To me, being "mean" to a horse is expecting them to react differently than what nature tells them or using the same techniques to work with a horse, even though they are causing distress and resistance in the horse, putting you and/or the horse in danger of injury, and expecting a different response. Being mean isn't just inflicting physical pain on a horse, as has been used frequently, in a recently highly publicized practice of "soring" Tennessee Walkers. Being mean can be subtle and is usually the result of not understanding the horse's nature. Horses are very perceptive animals, especially to changes in their environment. It is what has kept them alive for millions of years. When you begin to expose a horse to various stimulus in their environment that initially frightens them, they will react or overreact, depending on their personality. Humans who find this behavior unacceptable because it may seem extreme or unwarranted for the situation-"oh just deal with it, will you", tend to become frustrated and use heavy handed measures to stop the behavior. While it's never acceptable for a horse to run over the top of you or push into you, the time to train a horse to move away from you and keep a safe distance, is not when horse and owner are squeezing into a tight space, in which a scary object sits just to the left of the horse's shoulder as the owner walks at the right shoulder. Of course an insecure, flightly horse will run into you or try to charge passed you-fear is what dictates the behavior.

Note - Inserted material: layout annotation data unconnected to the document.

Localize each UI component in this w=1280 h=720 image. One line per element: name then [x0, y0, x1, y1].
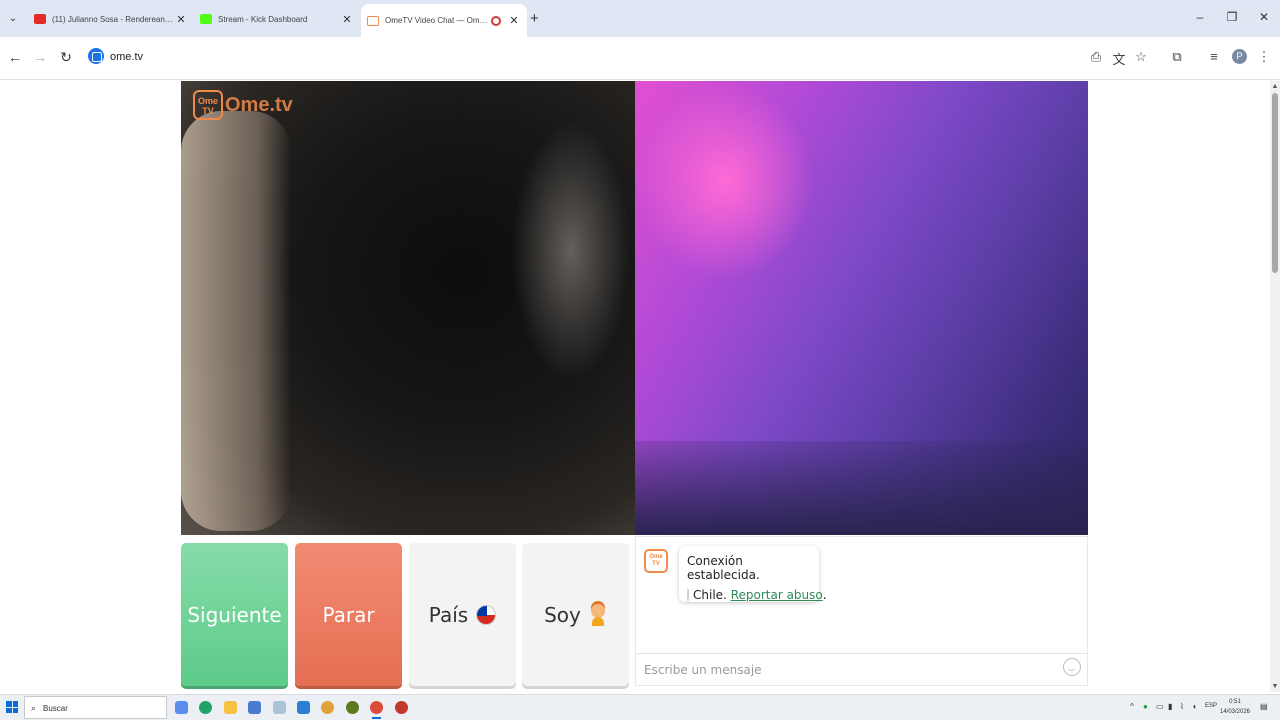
extensions-icon[interactable]: ⧉	[1169, 49, 1185, 65]
clock-date: 14/03/2026	[1219, 709, 1251, 715]
browser-toolbar: ← → ↻ ome.tv ⎙ 文 ☆ ⧉ ≡ P ⋮	[0, 37, 1280, 80]
country-line: Chile. Reportar abuso.	[687, 588, 827, 602]
video-light-glow	[635, 81, 815, 281]
tab-strip: ⌄ (11) Julianno Sosa - Rendereando (Vide…	[0, 0, 1280, 37]
volume-icon[interactable]: ◖	[1192, 702, 1197, 711]
video-floor-shade	[635, 441, 1088, 535]
taskbar-search-input[interactable]: ⌕ Buscar	[24, 696, 167, 719]
network-icon[interactable]: ⌇	[1180, 702, 1184, 711]
scrollbar-thumb[interactable]	[1272, 93, 1278, 273]
youtube-icon	[34, 14, 46, 24]
stop-label: Parar	[322, 602, 375, 627]
next-label: Siguiente	[187, 602, 282, 627]
close-icon[interactable]: ✕	[340, 13, 354, 26]
chat-panel: Ome TV Conexión establecida. Chile. Repo…	[635, 536, 1088, 686]
app-icon[interactable]	[346, 701, 359, 714]
page-scrollbar[interactable]: ▲ ▼	[1270, 81, 1280, 692]
next-button[interactable]: Siguiente	[181, 543, 288, 686]
country-text: Chile.	[693, 588, 727, 602]
kick-icon	[200, 14, 212, 24]
ometv-icon	[367, 15, 379, 26]
local-video	[181, 81, 635, 535]
tray-chevron-icon[interactable]: ^	[1130, 702, 1134, 711]
report-abuse-link[interactable]: Reportar abuso	[731, 588, 823, 602]
video-blur-shape	[181, 111, 291, 531]
tab-youtube[interactable]: (11) Julianno Sosa - Rendereando (Video …	[28, 6, 194, 32]
tab-title: OmeTV Video Chat — Omegle Rand...	[385, 16, 491, 25]
ometv-logo: Ome TV Ome.tv	[193, 90, 293, 120]
install-app-icon[interactable]: ⎙	[1088, 49, 1104, 65]
obs-icon[interactable]	[395, 701, 408, 714]
language-indicator[interactable]: ESP	[1205, 703, 1217, 709]
logo-text: Ome.tv	[225, 93, 293, 116]
window-close-icon[interactable]: ✕	[1254, 10, 1274, 24]
country-button[interactable]: País	[409, 543, 516, 686]
taskbar-search-placeholder: Buscar	[43, 704, 68, 713]
iam-label: Soy	[544, 602, 581, 627]
ometv-badge-icon: Ome TV	[644, 549, 668, 573]
reload-icon[interactable]: ↻	[57, 49, 75, 66]
tab-title: (11) Julianno Sosa - Rendereando (Video …	[52, 14, 174, 24]
calculator-icon[interactable]	[248, 701, 261, 714]
address-bar[interactable]: ome.tv	[110, 51, 143, 63]
message-input[interactable]: Escribe un mensaje	[636, 653, 1087, 686]
snipping-tool-icon[interactable]	[273, 701, 286, 714]
gender-button[interactable]: Soy	[522, 543, 629, 686]
country-label: País	[428, 602, 469, 627]
tray-app-icon[interactable]: ●	[1143, 702, 1148, 711]
close-icon[interactable]: ✕	[174, 13, 188, 26]
menu-kebab-icon[interactable]: ⋮	[1256, 49, 1272, 65]
tab-title: Stream - Kick Dashboard	[218, 14, 308, 24]
bookmark-star-icon[interactable]: ☆	[1133, 49, 1149, 65]
taskbar: ⌕ Buscar ^ ● ▭ ▮ ⌇ ◖ ESP 0:51 14/03/2026…	[0, 694, 1280, 720]
forward-icon[interactable]: →	[31, 49, 49, 65]
new-tab-button[interactable]: +	[530, 10, 539, 27]
translate-icon[interactable]: 文	[1111, 49, 1127, 68]
ometv-badge-icon: Ome TV	[193, 90, 223, 120]
chrome-active-icon[interactable]	[370, 701, 383, 719]
close-icon[interactable]: ✕	[507, 14, 521, 27]
media-controls-icon[interactable]: ≡	[1206, 49, 1222, 64]
copilot-icon[interactable]	[175, 701, 188, 714]
search-icon: ⌕	[31, 703, 37, 713]
file-explorer-icon[interactable]	[224, 701, 237, 714]
stranger-video	[635, 81, 1088, 535]
site-info-icon[interactable]	[88, 48, 104, 64]
scroll-up-icon[interactable]: ▲	[1270, 83, 1280, 90]
edge-icon[interactable]	[199, 701, 212, 714]
vscode-icon[interactable]	[297, 701, 310, 714]
video-blur-shape	[511, 121, 631, 381]
windows-start-icon[interactable]	[6, 701, 18, 713]
minimize-icon[interactable]: –	[1190, 10, 1210, 24]
clock[interactable]: 0:51 14/03/2026	[1218, 697, 1252, 717]
system-message: Conexión establecida. Chile. Reportar ab…	[679, 546, 827, 602]
tab-ometv[interactable]: OmeTV Video Chat — Omegle Rand... ✕	[361, 4, 527, 37]
scroll-down-icon[interactable]: ▼	[1270, 683, 1280, 690]
tab-search-chevron-icon[interactable]: ⌄	[4, 10, 22, 28]
boy-avatar-icon	[589, 603, 607, 626]
notifications-icon[interactable]: ▤	[1260, 702, 1268, 711]
tab-kick[interactable]: Stream - Kick Dashboard ✕	[194, 6, 360, 32]
chile-flag-icon	[476, 604, 497, 625]
recording-icon	[491, 15, 501, 26]
chile-flag-icon	[687, 588, 689, 602]
back-icon[interactable]: ←	[6, 49, 24, 65]
emoji-icon[interactable]	[1063, 658, 1081, 676]
microphone-icon[interactable]: ▮	[1168, 702, 1172, 711]
battery-icon[interactable]: ▭	[1156, 702, 1164, 711]
stop-button[interactable]: Parar	[295, 543, 402, 686]
maximize-icon[interactable]: ❐	[1222, 10, 1242, 24]
connection-status: Conexión establecida.	[687, 554, 760, 582]
report-suffix: .	[822, 588, 827, 602]
profile-avatar[interactable]: P	[1232, 49, 1247, 64]
chrome-icon[interactable]	[321, 701, 334, 714]
clock-time: 0:51	[1229, 699, 1241, 705]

The time to deal with this fear is in a controlled environment in which the horse can learn to accept narrow spaces while on the end of a lead rope, with owner place safely at a distance, directing the horse's feet until he slows and follows the lead of his very calm, confident owner.

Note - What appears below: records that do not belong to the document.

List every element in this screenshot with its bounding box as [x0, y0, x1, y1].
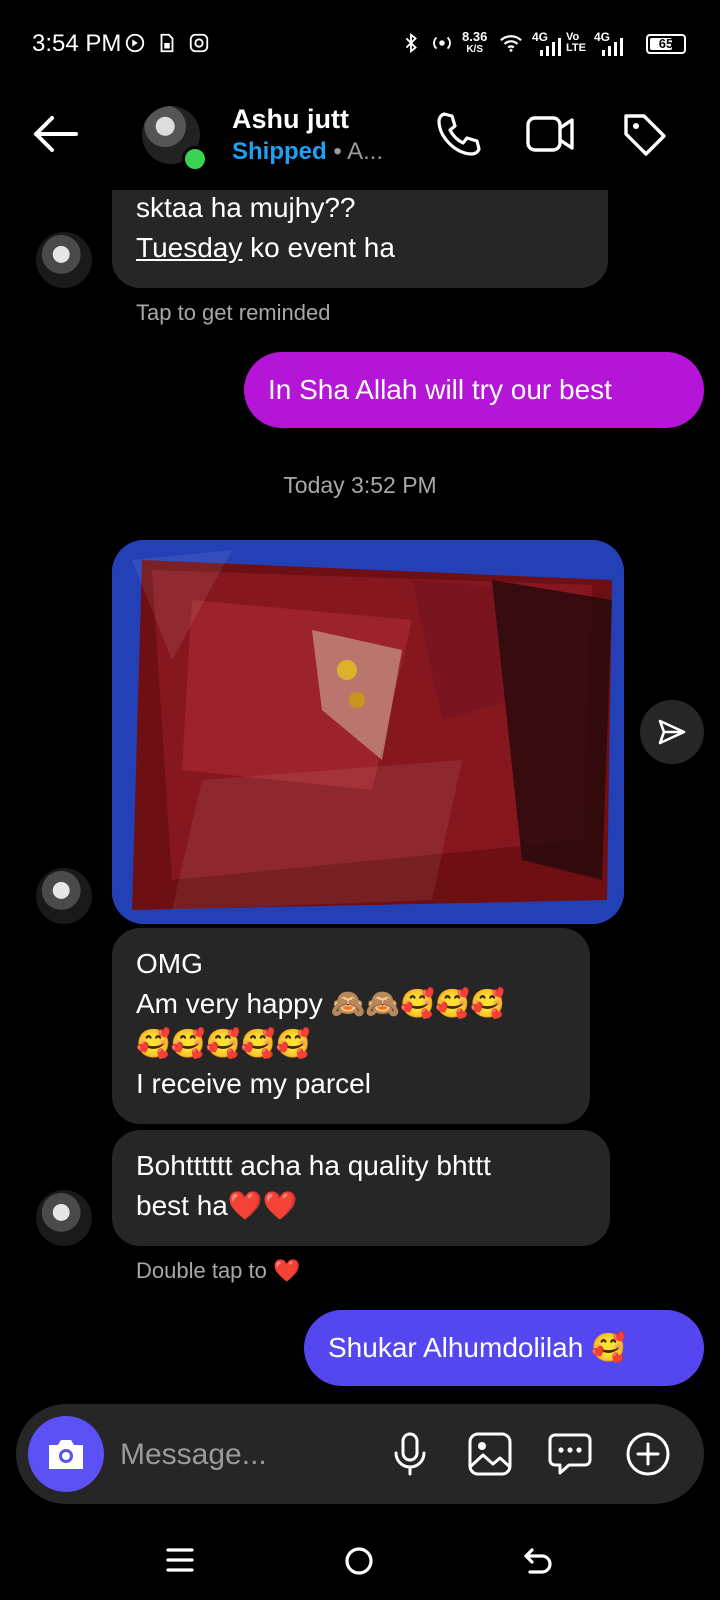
date-link[interactable]: Tuesday — [136, 232, 242, 263]
camera-icon — [49, 1440, 83, 1469]
contact-name[interactable]: Ashu jutt — [232, 104, 349, 135]
menu-icon[interactable] — [166, 1546, 194, 1574]
net-speed: 8.36 K/S — [462, 29, 488, 55]
sim-icon — [160, 33, 174, 53]
double-tap-hint: Double tap to ❤️ — [136, 1258, 301, 1283]
bluetooth-icon — [405, 32, 417, 54]
back-arrow-icon[interactable] — [30, 112, 80, 156]
hotspot-icon — [433, 36, 451, 50]
plus-circle-icon — [626, 1432, 670, 1476]
system-nav-bar — [0, 1520, 720, 1600]
screen-record-icon — [125, 33, 145, 53]
phone-call-icon[interactable] — [434, 110, 482, 158]
sender-avatar[interactable] — [36, 232, 92, 288]
message-clip: sktaa ha mujhy?? Tuesday ko event ha — [0, 190, 720, 290]
reminder-hint[interactable]: Tap to get reminded — [136, 300, 330, 326]
chat-bubble-icon — [548, 1433, 592, 1475]
camera-button[interactable] — [28, 1416, 104, 1492]
shipped-label: Shipped — [232, 138, 327, 165]
sender-avatar[interactable] — [36, 1190, 92, 1246]
signal-icon-2 — [602, 38, 623, 56]
wifi-icon — [500, 35, 522, 52]
contact-status[interactable]: Shipped • A... — [232, 138, 383, 166]
microphone-icon — [394, 1432, 426, 1476]
instagram-icon — [189, 33, 209, 53]
incoming-message-3[interactable]: Bohtttttt acha ha quality bhttt best ha❤… — [112, 1130, 610, 1246]
sticker-chat-button[interactable] — [546, 1430, 594, 1478]
video-call-icon[interactable] — [526, 112, 576, 156]
outgoing-message-2[interactable]: Shukar Alhumdolilah 🥰 — [304, 1310, 704, 1386]
message-input[interactable]: Message... — [120, 1438, 267, 1472]
status-rest: • A... — [326, 138, 384, 165]
image-gallery-icon — [468, 1432, 512, 1476]
incoming-message-1[interactable]: sktaa ha mujhy?? Tuesday ko event ha — [112, 190, 608, 288]
shared-photo[interactable] — [112, 540, 624, 924]
status-time: 3:54 PM — [32, 30, 122, 57]
add-more-button[interactable] — [624, 1430, 672, 1478]
gallery-button[interactable] — [466, 1430, 514, 1478]
online-indicator — [182, 146, 208, 172]
parcel-photo-image — [112, 540, 624, 924]
signal-icon — [540, 38, 561, 56]
incoming-message-2[interactable]: OMG Am very happy 🙈🙈🥰🥰🥰 🥰🥰🥰🥰🥰 I receive … — [112, 928, 590, 1124]
share-photo-button[interactable] — [640, 700, 704, 764]
send-paper-plane-icon — [658, 719, 686, 745]
timestamp: Today 3:52 PM — [283, 472, 437, 498]
home-icon[interactable] — [344, 1546, 374, 1576]
back-nav-icon[interactable] — [522, 1546, 554, 1576]
tag-icon[interactable] — [620, 110, 670, 160]
volte-label: Vo LTE — [566, 31, 586, 54]
status-bar: 3:54 PM 8.36 K/S 4G Vo LTE 4G 65 — [0, 0, 720, 88]
microphone-button[interactable] — [386, 1430, 434, 1478]
sender-avatar[interactable] — [36, 868, 92, 924]
battery-icon: 65 — [646, 34, 686, 54]
outgoing-message-1[interactable]: In Sha Allah will try our best — [244, 352, 704, 428]
battery-level: 65 — [658, 36, 674, 51]
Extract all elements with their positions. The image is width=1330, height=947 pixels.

I've noticed recently that hormones in my two mares can change a calm, confident horse into a more reactive, less thinking horse. It is more of a challenge to continue working with a horse who last week took everything in stride and yet this week finds the mere thought of being asked to step sideways in an aisle way as a threat to their existence. The same techniques used to give the horse confidence are appropriate and especially important when the behavior seems over the top. It's human to try and deal with horse behavior with a direct response-unacceptable behavior means bad horse, means time to punish the horse. My friend who saw me leave on Chanty at the end of the long day would not find that "mean", but considers it just punishment for a  misbehaving horse. I have caught myself recently falling into the old habit of blaming the horse for reacting or overreacting to what to us humans seems like a harmless situation. Sometimes we see ourselves doing it and know it is wrong for the situation and still, we can't help ourselves. Thank goodness the horse is so forgiving because, although it doesn't happen as often as it used to, I know it will happen again-it's OUR NATURE and in order to change, we too will  have to adapt, so we can live with the horse.